Erste Erfahrungen mit dem Dados-Spektrographen | Astronomie.de - Der Treffpunkt für Astronomie

Erste Erfahrungen mit dem Dados-Spektrographen

mkoenig66

Mitglied
Seit September 2014 nutze ich einen Dados Gitterspektrografen. Noch ist meine Lernkurve recht steil :) - aber dennoch möchte ich gerne einige Resultate vorstellen. Nach ersten Spektren heller Sterne und planetarischer Nebel, konnte ich Anfang Oktober M31 spektrometrieren. Ein solches extragalaktisches Spektrum war ein lange gehegtes Ziel.

Dabei nutze ich im Dados, der an meinem 14" Hypergraphen montiert war, ein Gitter mit 200L/mm. Die Nachführung erfolgte mit eine SX Lodestar. Auf der folgenden Aufnahme seht ihr drei Spektren - sie entstehen, weil der M31-Bulge die drei Eingangsspalte (35, 25, 50 Mikrometer) gleichmäßig beleuchtet (der Bulge ist einige Bogenminuten breit).


Link zur Grafik: http://www.astro-images.de/_originale/M31_dreiSpalte.jpg



Der helle Streifen im mittleren Spektrum (25 Mikrometer Spalt) ist der, <10" messende, helle Kern von M31. Ich habe mehrere Spektren gemittelt - die Belichtungszeit eines Einzelspektrums betrug 10min, als Kamera kam eine STL-11000 zum Einsatz. Das Ergebnis ist ein M31-Spektrum, in dem man einige Linien erkennen kann.

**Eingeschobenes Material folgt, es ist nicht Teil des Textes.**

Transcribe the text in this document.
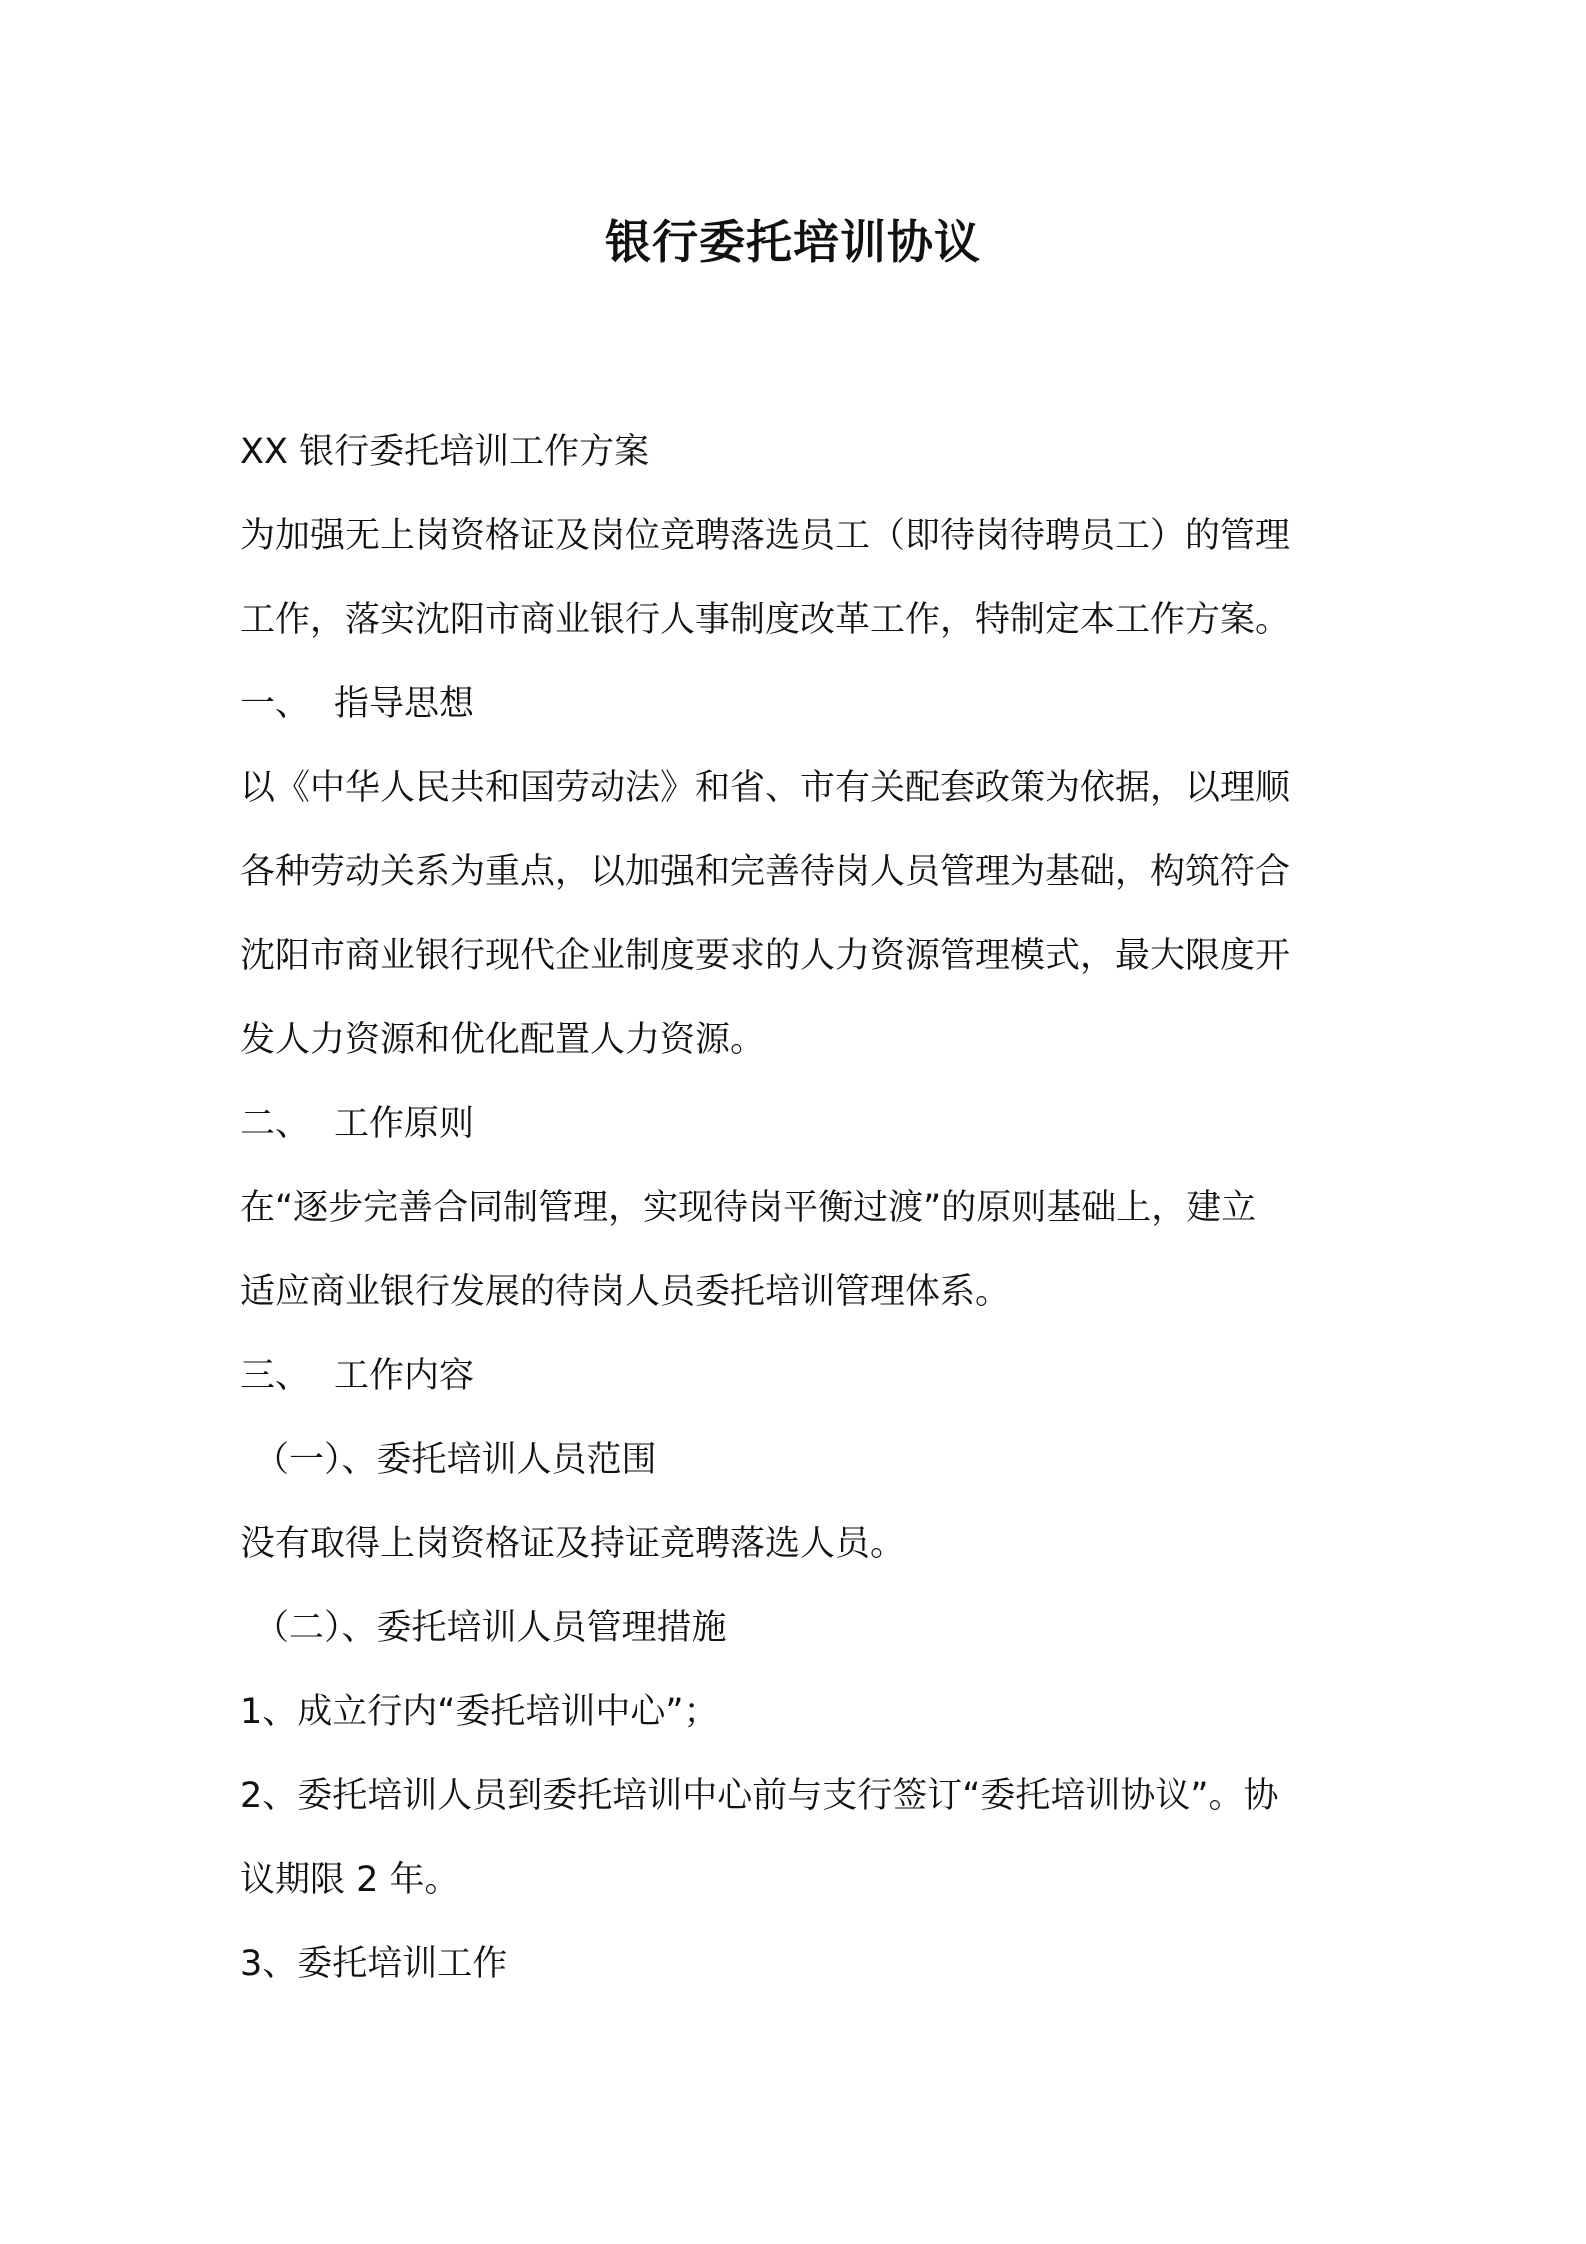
银行委托培训协议
XX 银行委托培训工作方案
为加强无上岗资格证及岗位竞聘落选员工（即待岗待聘员工）的管理
工作，落实沈阳市商业银行人事制度改革工作，特制定本工作方案。
一、 指导思想
以《中华人民共和国劳动法》和省、市有关配套政策为依据，以理顺
各种劳动关系为重点，以加强和完善待岗人员管理为基础，构筑符合
沈阳市商业银行现代企业制度要求的人力资源管理模式，最大限度开
发人力资源和优化配置人力资源。
二、 工作原则
在“逐步完善合同制管理，实现待岗平衡过渡”的原则基础上，建立
适应商业银行发展的待岗人员委托培训管理体系。
三、 工作内容
（一）、委托培训人员范围
没有取得上岗资格证及持证竞聘落选人员。
（二）、委托培训人员管理措施
1、成立行内“委托培训中心”；
2、委托培训人员到委托培训中心前与支行签订“委托培训协议”。协
议期限 2 年。
3、委托培训工作
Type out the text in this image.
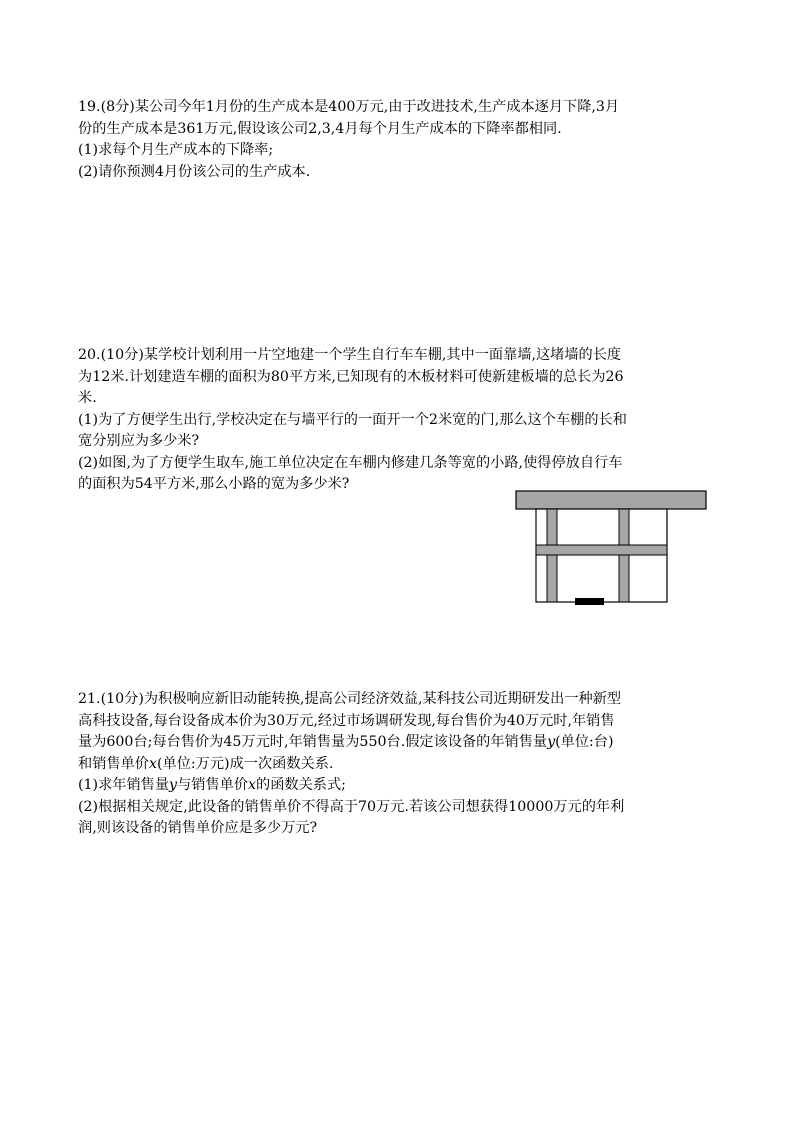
19.(8分)某公司今年1月份的生产成本是400万元,由于改进技术,生产成本逐月下降,3月
份的生产成本是361万元,假设该公司2,3,4月每个月生产成本的下降率都相同.
(1)求每个月生产成本的下降率;
(2)请你预测4月份该公司的生产成本.
20.(10分)某学校计划利用一片空地建一个学生自行车车棚,其中一面靠墙,这堵墙的长度
为12米.计划建造车棚的面积为80平方米,已知现有的木板材料可使新建板墙的总长为26
米.
(1)为了方便学生出行,学校决定在与墙平行的一面开一个2米宽的门,那么这个车棚的长和
宽分别应为多少米?
(2)如图,为了方便学生取车,施工单位决定在车棚内修建几条等宽的小路,使得停放自行车
的面积为54平方米,那么小路的宽为多少米?
21.(10分)为积极响应新旧动能转换,提高公司经济效益,某科技公司近期研发出一种新型
高科技设备,每台设备成本价为30万元,经过市场调研发现,每台售价为40万元时,年销售
量为600台;每台售价为45万元时,年销售量为550台.假定该设备的年销售量y(单位:台)
和销售单价x(单位:万元)成一次函数关系.
(1)求年销售量y与销售单价x的函数关系式;
(2)根据相关规定,此设备的销售单价不得高于70万元.若该公司想获得10000万元的年利
润,则该设备的销售单价应是多少万元?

Link zur Grafik: http://www.astro-images.de/_originale/M31_g200Spektr_Fit.jpg


In der Mitte des Spektralstreifens fallen die Absorptions-Signaturen der O2- und H2O-Linien die atmosphärischen Ursprungs sind. Im linken, helleren Bereich liegt das Kontinuum des M31-Spektrums. Und hier bemerkt zwei auffallende Linien, die in der Diagrammdarstellung deutlich hervortreten (erstellt mit VSpec).

Link zur Grafik: http://www.astro-images.de/_originale/DadosG200_M31_Linien.jpg


Es handelt sich um die MgI- und NaI-Absorptionslinien (5166A und 5885A). Eine dritte Absorptionslinie (CH) ist andeutungsweise zu erkennen (bei 4300A). Das Rauschniveau (1-Sigma) ist 4-5 mal kleiner als die Linientiefe, eine Messung ist daher gut möglich. Die Fehlergröße der Linienmessung ist bei 1-2 Pixel = 3.5A – 7A. Man erkennt, dass die MgI- und NaI-Linien blauverschoben sind. Bestimmt man ihre relative Verschiebungen zur Ruhewellenlänge (in der Klammer angegeben), so findet man:


Linie(MgI)=5166.95A Delta=-7.05A (MgI 5174A) Delta(MgI)=-0.127% =-381km/s

Linie(NaI)=5885.51A Delta=-7.49A (NaI 5893A) Delta(NaI)=-0.136% =-409km/s


Da die Kalibration des Spektrum mit Hilfe des Sterns Altair erfolgte, muss man an den Werten noch Radialgeschwindigkeits-Korrekturen anbringen, ebenso auch die heliozentrischen Korrekturen.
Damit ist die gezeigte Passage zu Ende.